Die Wahrheit über IP65-Heizgeräte – und warum sie tatsächlich versagen
Heutzutage wird auf fast allen Außen-Infrarotheizgeräten „IP65“ angegeben. Das klingt auf den ersten Blick gut. Doch das Problem ist folgendes: Viele dieser Geräte gehen bereits nach kurzer Zeit kaputt, sobald sie in Betrieb genommen werden.
Das Problem liegt meist nicht im Metallgehäuse selbst, sondern an dem Punkt, an dem das Stromkabel ins Gerät führt. Wenn das Heizgerät eingeschaltet wird, entsteht eine enorme Temperaturdifferenz zwischen der heißen Elektrode im Inneren und der kalten Luft draußen. Dadurch entsteht ein Vakuum – dadurch kann Feuchtigkeit durch den Eingangspunkt des Kabels eindringen.
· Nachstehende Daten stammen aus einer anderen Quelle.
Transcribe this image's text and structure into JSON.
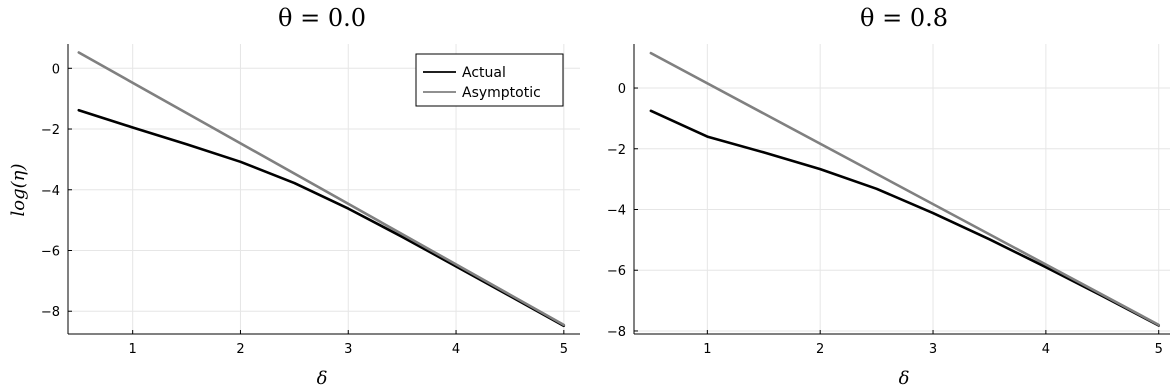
{
  "chart_data": [
    {
      "type": "line",
      "title": "θ = 0.0",
      "xlabel": "δ",
      "ylabel": "log(η)",
      "xlim": [
        0.4,
        5.15
      ],
      "ylim": [
        -8.75,
        0.8
      ],
      "xticks": [
        1,
        2,
        3,
        4,
        5
      ],
      "yticks": [
        0,
        -2,
        -4,
        -6,
        -8
      ],
      "ytick_labels": [
        "0",
        "−2",
        "−4",
        "−6",
        "−8"
      ],
      "grid": true,
      "legend": "top-right",
      "series": [
        {
          "name": "Actual",
          "color": "#000000",
          "x": [
            0.5,
            1.0,
            1.5,
            2.0,
            2.5,
            3.0,
            3.5,
            4.0,
            4.5,
            5.0
          ],
          "y": [
            -1.38,
            -1.95,
            -2.5,
            -3.08,
            -3.78,
            -4.62,
            -5.55,
            -6.52,
            -7.5,
            -8.48
          ]
        },
        {
          "name": "Asymptotic",
          "color": "#808080",
          "x": [
            0.5,
            5.0
          ],
          "y": [
            0.52,
            -8.45
          ]
        }
      ]
    },
    {
      "type": "line",
      "title": "θ = 0.8",
      "xlabel": "δ",
      "ylabel": "",
      "xlim": [
        0.35,
        5.1
      ],
      "ylim": [
        -8.1,
        1.45
      ],
      "xticks": [
        1,
        2,
        3,
        4,
        5
      ],
      "yticks": [
        0,
        -2,
        -4,
        -6,
        -8
      ],
      "ytick_labels": [
        "0",
        "−2",
        "−4",
        "−6",
        "−8"
      ],
      "grid": true,
      "legend": "none",
      "series": [
        {
          "name": "Actual",
          "color": "#000000",
          "x": [
            0.5,
            1.0,
            1.5,
            2.0,
            2.5,
            3.0,
            3.5,
            4.0,
            4.5,
            5.0
          ],
          "y": [
            -0.75,
            -1.6,
            -2.12,
            -2.67,
            -3.32,
            -4.12,
            -4.98,
            -5.9,
            -6.85,
            -7.82
          ]
        },
        {
          "name": "Asymptotic",
          "color": "#808080",
          "x": [
            0.5,
            5.0
          ],
          "y": [
            1.15,
            -7.8
          ]
        }
      ]
    }
  ]
}
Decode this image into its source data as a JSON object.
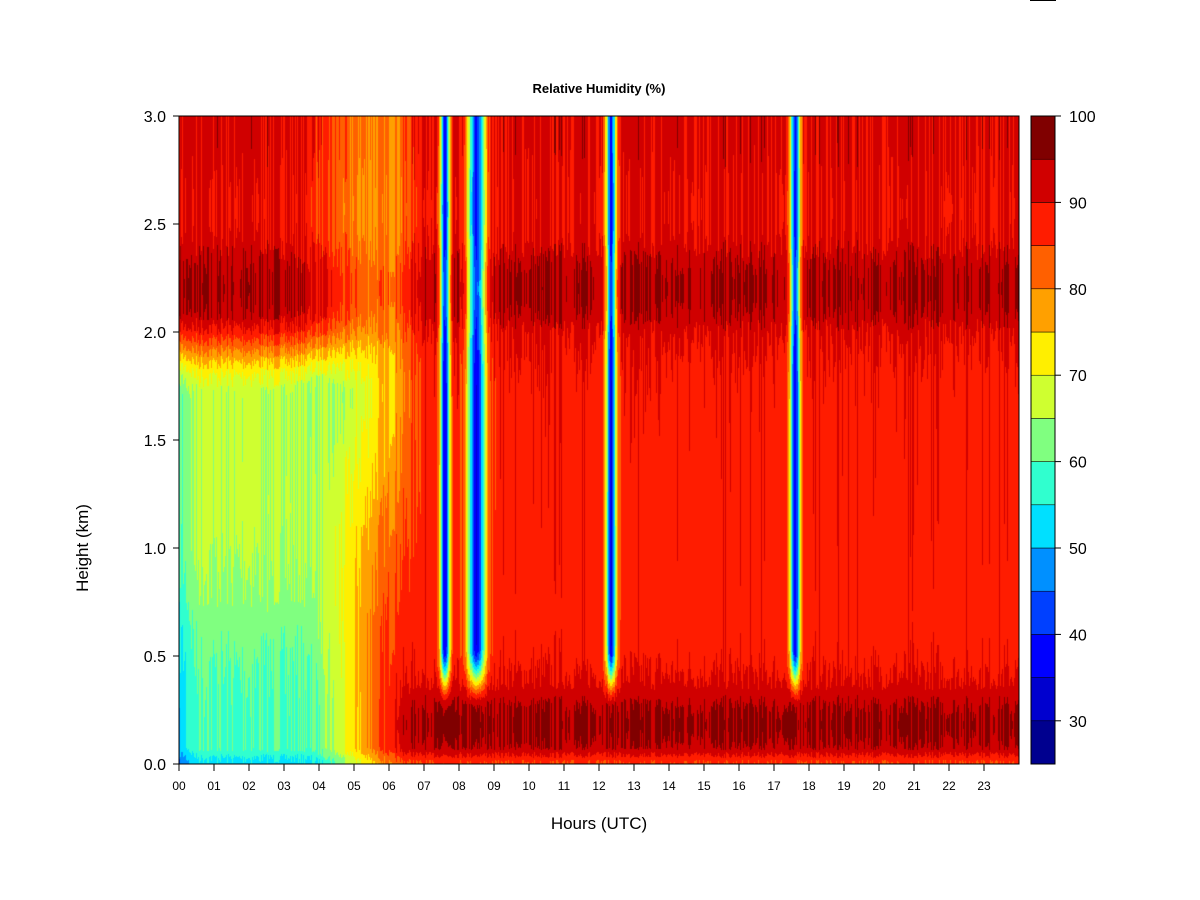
{
  "chart_data": {
    "type": "heatmap",
    "title": "Relative Humidity (%)",
    "xlabel": "Hours (UTC)",
    "ylabel": "Height (km)",
    "xlim": [
      0,
      24
    ],
    "ylim": [
      0.0,
      3.0
    ],
    "x_ticks": [
      "00",
      "01",
      "02",
      "03",
      "04",
      "05",
      "06",
      "07",
      "08",
      "09",
      "10",
      "11",
      "12",
      "13",
      "14",
      "15",
      "16",
      "17",
      "18",
      "19",
      "20",
      "21",
      "22",
      "23"
    ],
    "y_ticks": [
      "0.0",
      "0.5",
      "1.0",
      "1.5",
      "2.0",
      "2.5",
      "3.0"
    ],
    "colorbar": {
      "levels": [
        25,
        30,
        35,
        40,
        45,
        50,
        55,
        60,
        65,
        70,
        75,
        80,
        85,
        90,
        95,
        100
      ],
      "ticks": [
        "30",
        "40",
        "50",
        "60",
        "70",
        "80",
        "90",
        "100"
      ],
      "colors": [
        "#00008f",
        "#0000cf",
        "#0000ff",
        "#0040ff",
        "#0090ff",
        "#00e0ff",
        "#30ffcf",
        "#80ff80",
        "#cfff30",
        "#ffef00",
        "#ffa000",
        "#ff6000",
        "#ff1c00",
        "#d00000",
        "#800000"
      ]
    },
    "features": {
      "upper_moist_layer_height_km": 2.2,
      "dry_slots_hours": [
        7.6,
        8.5,
        12.35,
        17.6
      ],
      "dry_slot_min_rh": 35,
      "early_dry_region_rh": 52,
      "surface_layer_top_km": 0.3
    }
  }
}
Warum diese billigen Dichtungen nicht halten
Die meisten günstigen Heizgeräte verwenden einfache Gummidichtungen. Die funktionieren zwar eine Zeit lang, doch durch das ständige Erhitzen und Abkühlen zerstören sich diese Dichtungen. Der Gummi wird hart, reißt – und dann kann Regen eindringen. Sobald das passiert, beginnt die Isolierung zu verbrennen. Dadurch entsteht ein Kurzschluss.
In vielen dieser „Verbrauchergeräte“ ist das Kabel einfach nur in ein Plastikloch geklebt. Der Kleber schmilzt mit der Zeit – und das Kabel löst sich wieder. Das ist keine wirklich zuverlässige Dichtung.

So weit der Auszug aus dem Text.